Enfin, comment ne pas parler de la séquence sous-marine, qui précède de quelques minutes l’abordage ? Pour réparer une fuite dans la coque du bateau, Keaton enfile un scaphandre trop grand pour lui et se laisse couler au fond des eaux avec son baluchon et ses outils. En plus de la prouesse technique pour filmer la séquence, l’humour atteint ici des sommets : un combat d’escrime contre un requin-épée, une bagarre à mains nues avec une pieuvre, et des comportements qui prennent, sous l’eau, une tonalité absurde (se laver les mains après le bricolage, vider un seau d’eau, accrocher consciencieusement un pistolet à sa ceinture en cas de danger, etc.). Les fonds marins, comme l’île des cannibales sur laquelle il échoue avec son scaphandre, sont autant de façons pour Keaton d’élargir le périmètre de sécurité des personnages et de repousser les limites du danger, par cercles concentriques. Au début, le bateau lui-même est l’espace hostile ; une fois maîtrisé, le bateau devient le havre de paix et l’espace hors du bateau, en premier lieu les fonds marins, le milieu hostile ; une fois les dangers des abysses vaincus, c’est l’île des cannibales qui prend la fonction de nouvel espace extérieur source de danger, et les fonds marins permettent un raccourci bienvenu pour retourner sur le Navigator. Bref, l’appropriation de l’espace, et avec elle la délimitation du danger, évoluent sans cesse de proche en proche, comme par contamination. Le génie de Keaton étant de constamment réinventer les manières de faire progresser ses personnages, de les faire revenir sur leurs pas, de sauter par-dessus des obstacles potentiels ou au contraire de foncer tête baissée dans la gueule du loup. Le tout, avec toujours plus de trouvailles, de cascades et d’humour.

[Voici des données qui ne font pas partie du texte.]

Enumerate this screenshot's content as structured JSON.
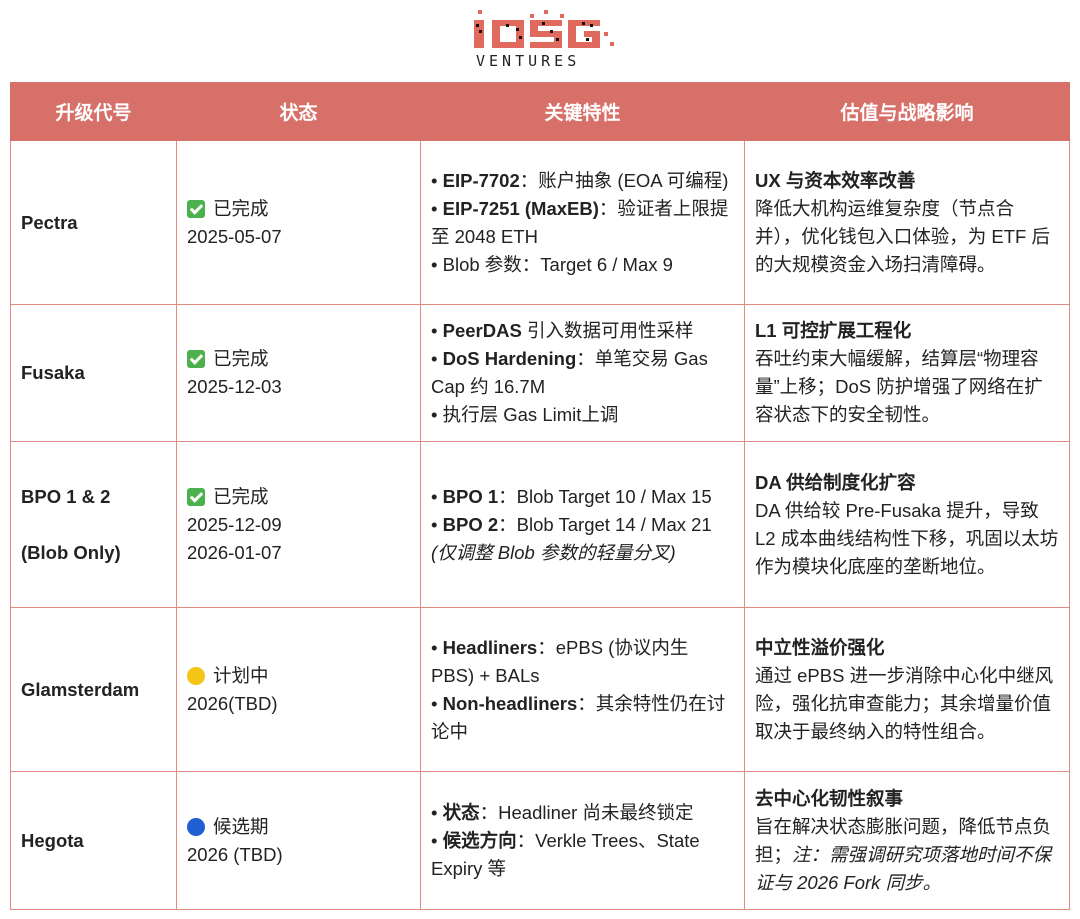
{
  "logo": {
    "text": "IOSG",
    "subtext": "VENTURES",
    "color": "#e06a5e"
  },
  "colors": {
    "header_bg": "#d8706a",
    "border": "#e08a84"
  },
  "headers": [
    "升级代号",
    "状态",
    "关键特性",
    "估值与战略影响"
  ],
  "rows": [
    {
      "name": [
        "Pectra"
      ],
      "status": {
        "icon": "check-mark-icon",
        "label": "已完成",
        "dates": [
          "2025-05-07"
        ]
      },
      "features": [
        [
          {
            "t": "• "
          },
          {
            "t": "EIP-7702",
            "b": 1
          },
          {
            "t": "：账户抽象 (EOA 可编程)"
          }
        ],
        [
          {
            "t": "• "
          },
          {
            "t": "EIP-7251 (MaxEB)",
            "b": 1
          },
          {
            "t": "：验证者上限提至 2048 ETH"
          }
        ],
        [
          {
            "t": "• Blob 参数：Target 6 / Max 9"
          }
        ]
      ],
      "impact": {
        "title": "UX 与资本效率改善",
        "body": [
          {
            "t": "降低大机构运维复杂度（节点合并），优化钱包入口体验，为 ETF 后的大规模资金入场扫清障碍。"
          }
        ]
      }
    },
    {
      "name": [
        "Fusaka"
      ],
      "status": {
        "icon": "check-mark-icon",
        "label": "已完成",
        "dates": [
          "2025-12-03"
        ]
      },
      "features": [
        [
          {
            "t": "• "
          },
          {
            "t": "PeerDAS",
            "b": 1
          },
          {
            "t": " 引入数据可用性采样"
          }
        ],
        [
          {
            "t": "• "
          },
          {
            "t": "DoS Hardening",
            "b": 1
          },
          {
            "t": "：单笔交易 Gas Cap 约 16.7M"
          }
        ],
        [
          {
            "t": "• 执行层 Gas Limit上调"
          }
        ]
      ],
      "impact": {
        "title": "L1 可控扩展工程化",
        "body": [
          {
            "t": "吞吐约束大幅缓解，结算层“物理容量”上移；DoS 防护增强了网络在扩容状态下的安全韧性。"
          }
        ]
      }
    },
    {
      "name": [
        "BPO 1 & 2",
        "(Blob Only)"
      ],
      "status": {
        "icon": "check-mark-icon",
        "label": "已完成",
        "dates": [
          "2025-12-09",
          "2026-01-07"
        ]
      },
      "features": [
        [
          {
            "t": "• "
          },
          {
            "t": "BPO 1",
            "b": 1
          },
          {
            "t": "：Blob Target 10 / Max 15"
          }
        ],
        [
          {
            "t": "• "
          },
          {
            "t": "BPO 2",
            "b": 1
          },
          {
            "t": "：Blob Target 14 / Max 21"
          }
        ],
        [
          {
            "t": "(仅调整 Blob 参数的轻量分叉)",
            "i": 1
          }
        ]
      ],
      "impact": {
        "title": "DA 供给制度化扩容",
        "body": [
          {
            "t": "DA 供给较 Pre-Fusaka 提升，导致 L2 成本曲线结构性下移，巩固以太坊作为模块化底座的垄断地位。"
          }
        ]
      }
    },
    {
      "name": [
        "Glamsterdam"
      ],
      "status": {
        "icon": "yellow-circle-icon",
        "label": "计划中",
        "dates": [
          "2026(TBD)"
        ]
      },
      "features": [
        [
          {
            "t": "• "
          },
          {
            "t": "Headliners",
            "b": 1
          },
          {
            "t": "：ePBS (协议内生 PBS) + BALs"
          }
        ],
        [
          {
            "t": "• "
          },
          {
            "t": "Non-headliners",
            "b": 1
          },
          {
            "t": "：其余特性仍在讨论中"
          }
        ]
      ],
      "impact": {
        "title": "中立性溢价强化",
        "body": [
          {
            "t": "通过 ePBS 进一步消除中心化中继风险，强化抗审查能力；其余增量价值取决于最终纳入的特性组合。"
          }
        ]
      }
    },
    {
      "name": [
        "Hegota"
      ],
      "status": {
        "icon": "blue-circle-icon",
        "label": "候选期",
        "dates": [
          "2026 (TBD)"
        ]
      },
      "features": [
        [
          {
            "t": "• "
          },
          {
            "t": "状态",
            "b": 1
          },
          {
            "t": "：Headliner 尚未最终锁定"
          }
        ],
        [
          {
            "t": "• "
          },
          {
            "t": "候选方向",
            "b": 1
          },
          {
            "t": "：Verkle Trees、State Expiry 等"
          }
        ]
      ],
      "impact": {
        "title": "去中心化韧性叙事",
        "body": [
          {
            "t": "旨在解决状态膨胀问题，降低节点负担；"
          },
          {
            "t": "注：需强调研究项落地时间不保证与 2026 Fork 同步。",
            "i": 1
          }
        ]
      }
    }
  ]
}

La Croisière du Navigator est un film majeur de sa filmographie, pas forcément en termes de réputation, mais sans aucun doute en termes d’ambition technique et d’équilibre entre la construction d’une narration, d’un espace et d’un mouvement évoluant ensemble. Finalement, le scénario reste anecdotique, puisque dès lors que les deux personnages se retrouvent embarqués malgré eux sur la paquebot, il ne fait plus de doute de l’issue de leur relation. Mais ce qui fascine encore, près de cent ans après, c’est de voir avec quelle inventivité Buster Keaton tisse des liens affectifs et développe la complicité de ses protagonistes à travers l’épreuve de l’échec, de l’imprévu, par les bonnes intentions qui se transforment en agressions involontaires et les agissement égoïstes en sauvetages héroïques. Le destin des personnages keatonniens ne leur appartient jamais vraiment ; celui-ci est toujours entre les mains d’un heureux hasard, d’une coalition improbable entre l’espace et le temps, l’accidentel et l’inévitable, et une frénésie du mouvement laissant le spectateur haletant.